We can take a look at the final data with fuel flow and emissions columns.

```{python}
df[["timestamp", "fuel", "co2", "h2o", "soot", "sox", "nox", "co", "hc"]].round(4)
```

Finally, we can obtain the total fuel consumption and emissions for the entire flight (unit in `kg`).

```{python}
df[["fuel", "co2", "h2o", "soot", "sox", "nox", "co", "hc"]].sum().round(2)
```

## QAR data comparison

The following code snippet shows how to compare the fuel flow estimation from OpenAP with the QAR data.
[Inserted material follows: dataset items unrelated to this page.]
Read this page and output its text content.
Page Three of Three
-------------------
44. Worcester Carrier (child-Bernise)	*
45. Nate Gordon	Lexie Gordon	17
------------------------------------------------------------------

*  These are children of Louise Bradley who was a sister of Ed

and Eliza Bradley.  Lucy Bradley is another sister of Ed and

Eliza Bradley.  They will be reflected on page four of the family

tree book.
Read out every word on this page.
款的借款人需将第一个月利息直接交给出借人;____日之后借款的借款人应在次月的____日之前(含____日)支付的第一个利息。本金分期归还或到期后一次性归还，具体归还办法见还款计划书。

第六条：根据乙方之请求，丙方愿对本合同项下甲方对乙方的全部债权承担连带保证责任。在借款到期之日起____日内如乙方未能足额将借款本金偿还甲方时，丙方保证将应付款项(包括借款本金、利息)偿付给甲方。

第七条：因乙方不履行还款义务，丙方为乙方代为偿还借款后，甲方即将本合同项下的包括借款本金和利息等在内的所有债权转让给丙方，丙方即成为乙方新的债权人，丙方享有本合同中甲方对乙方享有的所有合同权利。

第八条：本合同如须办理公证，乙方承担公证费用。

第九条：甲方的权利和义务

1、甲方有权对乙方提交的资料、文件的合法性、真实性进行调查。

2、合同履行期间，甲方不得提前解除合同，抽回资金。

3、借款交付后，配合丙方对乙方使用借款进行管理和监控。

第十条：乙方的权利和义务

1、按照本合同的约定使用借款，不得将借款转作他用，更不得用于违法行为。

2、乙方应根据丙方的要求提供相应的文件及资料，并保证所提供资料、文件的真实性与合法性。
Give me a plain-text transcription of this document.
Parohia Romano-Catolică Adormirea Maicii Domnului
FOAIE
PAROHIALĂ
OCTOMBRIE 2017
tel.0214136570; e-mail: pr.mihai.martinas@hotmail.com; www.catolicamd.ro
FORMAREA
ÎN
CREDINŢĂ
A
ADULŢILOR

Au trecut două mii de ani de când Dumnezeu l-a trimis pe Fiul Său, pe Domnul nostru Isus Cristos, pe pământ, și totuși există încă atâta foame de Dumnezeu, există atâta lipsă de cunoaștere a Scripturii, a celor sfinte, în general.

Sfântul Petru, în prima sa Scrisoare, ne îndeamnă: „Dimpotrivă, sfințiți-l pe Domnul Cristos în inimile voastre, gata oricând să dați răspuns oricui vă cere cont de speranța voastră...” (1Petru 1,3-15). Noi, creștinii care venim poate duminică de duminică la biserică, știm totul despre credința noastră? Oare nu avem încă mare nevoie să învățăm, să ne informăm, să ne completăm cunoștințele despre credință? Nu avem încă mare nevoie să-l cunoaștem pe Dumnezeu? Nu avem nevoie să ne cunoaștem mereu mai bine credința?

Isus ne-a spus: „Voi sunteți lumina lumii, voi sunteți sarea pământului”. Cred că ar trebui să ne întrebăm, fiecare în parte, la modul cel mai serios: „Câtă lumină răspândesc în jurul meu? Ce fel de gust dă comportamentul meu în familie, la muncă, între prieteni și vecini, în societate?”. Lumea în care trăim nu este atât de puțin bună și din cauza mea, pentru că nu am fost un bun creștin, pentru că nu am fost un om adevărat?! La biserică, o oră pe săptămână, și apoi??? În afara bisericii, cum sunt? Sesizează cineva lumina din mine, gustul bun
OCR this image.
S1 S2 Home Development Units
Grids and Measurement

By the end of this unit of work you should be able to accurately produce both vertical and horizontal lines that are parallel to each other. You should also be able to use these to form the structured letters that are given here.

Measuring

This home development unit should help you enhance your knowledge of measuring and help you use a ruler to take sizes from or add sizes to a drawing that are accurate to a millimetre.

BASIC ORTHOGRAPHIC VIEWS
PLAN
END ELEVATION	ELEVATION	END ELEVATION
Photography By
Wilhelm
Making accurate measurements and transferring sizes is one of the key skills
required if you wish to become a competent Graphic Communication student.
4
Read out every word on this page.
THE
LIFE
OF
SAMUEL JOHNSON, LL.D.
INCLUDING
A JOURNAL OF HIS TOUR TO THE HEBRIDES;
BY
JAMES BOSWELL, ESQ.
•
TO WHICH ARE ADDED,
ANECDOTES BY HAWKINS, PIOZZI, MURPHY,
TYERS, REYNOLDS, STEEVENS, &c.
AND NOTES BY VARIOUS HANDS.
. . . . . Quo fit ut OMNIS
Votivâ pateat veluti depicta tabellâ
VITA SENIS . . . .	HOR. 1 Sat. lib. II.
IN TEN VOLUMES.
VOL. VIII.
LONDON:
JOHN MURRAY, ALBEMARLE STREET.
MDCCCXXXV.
This QAR data is an example flight from `traffic` library.

```{python}
fuelflow = openap.FuelFlow(ac="A320")

# Load the data
df = pd.read_csv("data/flight_a320_qar.csv", parse_dates=["timestamp"])

ff_estimate = fuelflow.enroute(
    mass=df.weight, tas=df.TAS, alt=df.altitude, vs=df.vertical_rate
)

diff = abs(ff_estimate.sum() - df.fuelflow.sum()) / df.fuelflow.sum() * 100

plt.figure(figsize=(7, 3))
plt.plot(df.timestamp, df.fuelflow, lw=1, label="QAR")
plt.plot(df.timestamp, ff_estimate, lw=1, label="OpenAP")
plt.ylabel("fuel flow (kg/s)")
plt.legend()
plt.show()
```

The difference between the estimated fuel flow and the QAR data is  `{python} float(diff.round(2))`%.